Tony Fernandes has been involved in Formula 1 for a several years as a sponsor via his Air Asia business, but he is now moving into team ownership as he heads the new Malaysian-backed Lotus project that will join the field in 2010.
At the Motor Sport Business Forum in Monaco, Fernandes discussed the challenges and opportunities arising from entering a new F1 team.
Q. Why get involved in Formula 1, and why now in particular?
Tony Fernandes: I started the airline business from the music business. I signed it three days after 9/11, and everyone said that's a crazy time to start an airline, it's in crisis, etc., etc. But I thought it was a great time, because the incumbents were in a little bit of a state of flux, and it gives a new entrant such as us with very little capital the chance to go in there and try and start something.
Formula 1 is nowhere near the state that the airline business was in after 9/11. But we see opportunities – I think things are going the right way. Costs may be coming down. I still think it's a phenomenally successful sport. There are still lots of ways of making this a really good business, and it's a great business for other businesses to sit on, on a platform. So those are the three main things that got us involved in this.

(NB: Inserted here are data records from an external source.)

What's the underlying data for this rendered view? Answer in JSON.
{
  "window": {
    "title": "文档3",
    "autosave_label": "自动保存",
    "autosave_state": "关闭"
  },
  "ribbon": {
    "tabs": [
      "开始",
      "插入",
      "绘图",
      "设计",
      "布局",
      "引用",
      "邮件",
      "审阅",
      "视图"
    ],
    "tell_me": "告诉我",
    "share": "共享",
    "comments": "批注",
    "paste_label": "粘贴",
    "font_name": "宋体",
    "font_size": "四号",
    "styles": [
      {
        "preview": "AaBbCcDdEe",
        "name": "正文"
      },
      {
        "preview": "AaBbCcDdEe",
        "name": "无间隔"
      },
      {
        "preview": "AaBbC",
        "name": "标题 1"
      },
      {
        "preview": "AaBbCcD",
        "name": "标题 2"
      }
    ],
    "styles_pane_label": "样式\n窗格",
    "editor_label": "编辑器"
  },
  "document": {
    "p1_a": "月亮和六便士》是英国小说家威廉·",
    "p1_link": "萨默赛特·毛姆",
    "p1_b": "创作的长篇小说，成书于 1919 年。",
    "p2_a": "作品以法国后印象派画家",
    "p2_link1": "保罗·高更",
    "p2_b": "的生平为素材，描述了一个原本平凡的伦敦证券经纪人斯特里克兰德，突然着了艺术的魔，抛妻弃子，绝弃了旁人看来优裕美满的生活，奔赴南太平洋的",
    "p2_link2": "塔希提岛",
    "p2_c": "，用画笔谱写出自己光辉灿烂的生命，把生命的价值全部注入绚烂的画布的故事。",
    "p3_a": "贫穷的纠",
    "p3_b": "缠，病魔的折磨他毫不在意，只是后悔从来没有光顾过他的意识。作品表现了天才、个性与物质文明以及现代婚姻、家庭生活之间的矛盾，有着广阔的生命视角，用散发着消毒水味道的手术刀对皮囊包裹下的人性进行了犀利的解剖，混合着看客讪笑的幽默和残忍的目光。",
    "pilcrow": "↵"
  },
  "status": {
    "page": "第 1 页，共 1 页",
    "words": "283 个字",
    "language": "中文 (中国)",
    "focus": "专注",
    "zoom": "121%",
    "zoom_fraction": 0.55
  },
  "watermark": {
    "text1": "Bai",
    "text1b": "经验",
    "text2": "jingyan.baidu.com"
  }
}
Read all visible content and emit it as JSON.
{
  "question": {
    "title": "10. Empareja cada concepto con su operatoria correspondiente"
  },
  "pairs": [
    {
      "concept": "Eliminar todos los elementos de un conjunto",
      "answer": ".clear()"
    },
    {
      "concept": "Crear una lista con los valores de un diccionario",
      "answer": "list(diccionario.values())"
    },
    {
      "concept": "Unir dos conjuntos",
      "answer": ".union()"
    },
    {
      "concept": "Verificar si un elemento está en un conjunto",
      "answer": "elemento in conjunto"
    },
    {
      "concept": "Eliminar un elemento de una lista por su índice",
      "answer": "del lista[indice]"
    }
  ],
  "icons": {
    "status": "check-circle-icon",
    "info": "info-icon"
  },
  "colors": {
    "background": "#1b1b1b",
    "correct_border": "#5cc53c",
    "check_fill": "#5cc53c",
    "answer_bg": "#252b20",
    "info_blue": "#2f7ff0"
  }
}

Q. What is your initial investment going into 2010?
TF: We have a budget of £55 million ($89m) this year to get the team going. That involves a lot of start-up costs. We are obviously the latest entry vis-a-vis a new team, because obviously Sauber has come in – but they've got all the infrastructure in place. We have had to build everything from scratch.
But we took a little bit of a risk – I started investing in the car and people even before we had a grid slot. I told [Mike] Gascoyne, 'If this doesn't work, I'm going to have some very expensive pictures, and not very nice pictures either...' But that paid off, so we're looking confident and we're about a week ahead of schedule for being on the grid.
Q. What about the business opportunities that you see in Formula 1?
TF: We have a great opportunity because Air Asia sits on massive market. We started eight years ago with 200,000 people flying with us. Eight years later, we carry 25 million people and we sit in a playground of 600 million people in south east Asia, and a billion in China and India that we fly to us. So the opportunities to do things together are wonderful, and that's what we're looking at.
I'm not so sure that the traditional form of just sticking the name on car for branding purposes will be enough going forward. I think Formula 1 teams have to look at other revenue streams as well and over the next three or four years we have many ideas.
Q. F1 has been based in Europe so far, but you're moving to Malaysia in time. What opportunities do you think a move outside Europe presents to you and F1 as a whole?
TF: For the sport it is important, even though people think it's a global sport with lots of circuits around the world – you can build stadiums all around the world, but people still come to see the participants – it's still really predominantly European-based. Even Force India is really a British team with Vijay [Mallya] running around.
So, we think it is important for the sport that, for it to be truly global, it needs to have teams outside of Europe. Recently in Malaysia, we sponsored a wild card entry for MotoGP. That created the largest audience ever for a 125cc race in Malaysia and, in fact, for MotoGP because there was a lot of local interest.
I dare say next year with both Singapore and Malaysia there will be a huge amount of additional interest. So, having a circuit is one thing, but having your own team with local involvement will create much more excitement. Hopefully us and US F1 are the start of many more national-based teams, which I think will be great for Formula 1 going forward.
Q. Sponsors like to be in a "peer group" with other prestige brands. How important do you think the loss of manufacturers is? Is it a blow?
TF: No, I don't think so at all. If you look at a lot of those brands, Formula 1 created them as well and I think, in this case, there will be many brands that will become as big as some of these other guys. McLaren is looking at making a [road] car; obviously we have a relationship with Lotus.
But I think Formula 1 is big enough, anyway. With or without manufacturers, people will still come – it's not because of BMW or Toyota or the other manufacturers that people came to Formula 1. They came before the manufacturers, they came after the manufacturers left, and they will come back again. It is the sport that people come to, not the teams. As long as the sport's exciting and there is a lot of interest and personalities in it, people will come. I have no fear about that.